With 14 NATO partners in the ENJJPT programme the 80th FTW is still planning for further growth. Discussing the potential growth, Col Andrea Themely said the wing’s deputy operations group commander had visited an international pilot training convention in the UK and talked to several NATO partners who are not part of the ENJJPT programme. She said: “We are always looking to expand ENJJPT.”
That said, there are big issues to tackle, not least the shortage of fighter pilots. To close the gap, ENJJPT has contracted more IPs and classes have been enlarged so more pilots can graduate. Grounding of the T-6A fleet this year due to hypoxia-related incidents was a major setback for AETC’s entire pilot output and especially for student pilots undergoing Phase 2.
Discussing the grounding, Col Themely said the wing ran full-day simulator training programmes during the period while the T-6s were grounded to allow students to continue their training. She said: “Although the problems had not been solved, training and flying the T-6 at Sheppard Air Force Base started again by the end of February. For Class 18-07 this meant completing Phase 2 by missing a couple of T-6 flights.”
Besides increasing its pilot output, the 80th FTW is also working towards replacing its T-38s, the maintenance costs for which continue to rise each year: 14.6% since 2016. It’s important to realise that the T-38Cs assigned to the wing and ENJJPT are flown more than at any other AETC base, and that the Talon fleet at Sheppard is also 11 years older than at other bases. Its successor, the brand-new Boeing BTX-1, will provide a big improvement for training future pilots, especially for the 80th FTW; eight of the 14 NATO ENJJPT partners have selected the F-35 Lightning II.
Speaking about the future, Col Themely said: “The T-X syllabus will allow us to advance our training significantly beyond what we are currently using in the T-38. The T-X will help to strengthen and improve training for US and NATO pilots heading to fifth-generation fighters.”
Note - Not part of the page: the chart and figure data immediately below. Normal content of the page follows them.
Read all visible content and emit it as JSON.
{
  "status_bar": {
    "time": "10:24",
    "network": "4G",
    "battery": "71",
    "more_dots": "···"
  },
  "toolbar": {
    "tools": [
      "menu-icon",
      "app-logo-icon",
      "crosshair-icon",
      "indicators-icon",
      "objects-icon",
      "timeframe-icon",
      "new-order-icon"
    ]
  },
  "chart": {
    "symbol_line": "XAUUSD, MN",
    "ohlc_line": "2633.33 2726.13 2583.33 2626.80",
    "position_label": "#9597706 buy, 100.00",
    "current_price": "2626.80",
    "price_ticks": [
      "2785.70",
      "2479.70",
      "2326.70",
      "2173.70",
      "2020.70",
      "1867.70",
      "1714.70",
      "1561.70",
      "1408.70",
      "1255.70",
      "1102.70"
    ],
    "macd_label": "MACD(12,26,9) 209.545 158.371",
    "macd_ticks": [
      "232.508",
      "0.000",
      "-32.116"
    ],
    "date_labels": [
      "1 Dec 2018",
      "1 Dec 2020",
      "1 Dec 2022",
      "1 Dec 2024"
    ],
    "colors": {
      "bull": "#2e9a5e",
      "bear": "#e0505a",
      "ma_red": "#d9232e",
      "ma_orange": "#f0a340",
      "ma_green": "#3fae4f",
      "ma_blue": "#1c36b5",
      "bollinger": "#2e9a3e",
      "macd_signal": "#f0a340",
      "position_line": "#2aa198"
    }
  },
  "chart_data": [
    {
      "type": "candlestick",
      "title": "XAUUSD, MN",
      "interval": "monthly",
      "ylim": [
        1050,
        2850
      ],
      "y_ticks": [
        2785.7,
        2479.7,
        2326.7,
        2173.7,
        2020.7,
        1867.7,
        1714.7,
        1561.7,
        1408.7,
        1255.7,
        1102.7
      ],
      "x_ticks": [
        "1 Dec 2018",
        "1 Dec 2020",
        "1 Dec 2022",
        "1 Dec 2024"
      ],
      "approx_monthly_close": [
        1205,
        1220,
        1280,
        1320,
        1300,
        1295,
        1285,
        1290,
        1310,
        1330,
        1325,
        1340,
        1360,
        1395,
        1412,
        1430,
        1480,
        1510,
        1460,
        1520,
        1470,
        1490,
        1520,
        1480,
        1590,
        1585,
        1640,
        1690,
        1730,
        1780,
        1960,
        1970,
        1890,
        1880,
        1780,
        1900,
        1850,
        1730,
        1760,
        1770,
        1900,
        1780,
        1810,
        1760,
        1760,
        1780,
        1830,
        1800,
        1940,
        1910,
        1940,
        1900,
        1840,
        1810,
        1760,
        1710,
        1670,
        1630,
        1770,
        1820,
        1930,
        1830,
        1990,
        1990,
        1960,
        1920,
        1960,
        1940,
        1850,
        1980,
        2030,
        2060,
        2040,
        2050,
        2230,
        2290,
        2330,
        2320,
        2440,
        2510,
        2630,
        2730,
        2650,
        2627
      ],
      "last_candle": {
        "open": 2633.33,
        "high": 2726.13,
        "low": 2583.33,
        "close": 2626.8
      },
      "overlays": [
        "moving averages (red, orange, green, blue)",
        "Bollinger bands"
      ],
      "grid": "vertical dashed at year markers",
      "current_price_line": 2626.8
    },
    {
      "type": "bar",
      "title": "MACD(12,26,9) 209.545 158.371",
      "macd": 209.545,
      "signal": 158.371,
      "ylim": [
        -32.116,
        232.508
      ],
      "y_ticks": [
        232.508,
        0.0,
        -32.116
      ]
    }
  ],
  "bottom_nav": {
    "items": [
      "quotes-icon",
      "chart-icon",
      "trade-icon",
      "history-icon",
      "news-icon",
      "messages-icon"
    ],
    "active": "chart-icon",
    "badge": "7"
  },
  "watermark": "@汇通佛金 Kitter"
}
Under a current plan, Randolph Air Force Base outside of San Antonio, Texas, will receive the first Boeing BTX-1 aircraft; Randolph is home of AETC and the 12th FTW. No announcement has been made about when the 80th FTW can expect the BTX-1 trainer. Once the aircraft has arrived at Sheppard, it will put the ENJJPT at the forefront of international pilot training programmes and strengthen the alliances. Colonel Themely is clear about the Dutch partners: “I like their culture: for example, the King’s Birthday celebration. Most of all, they’re hardworking professionals and focused on quality. As Americans, we can learn a lot from the Dutch.”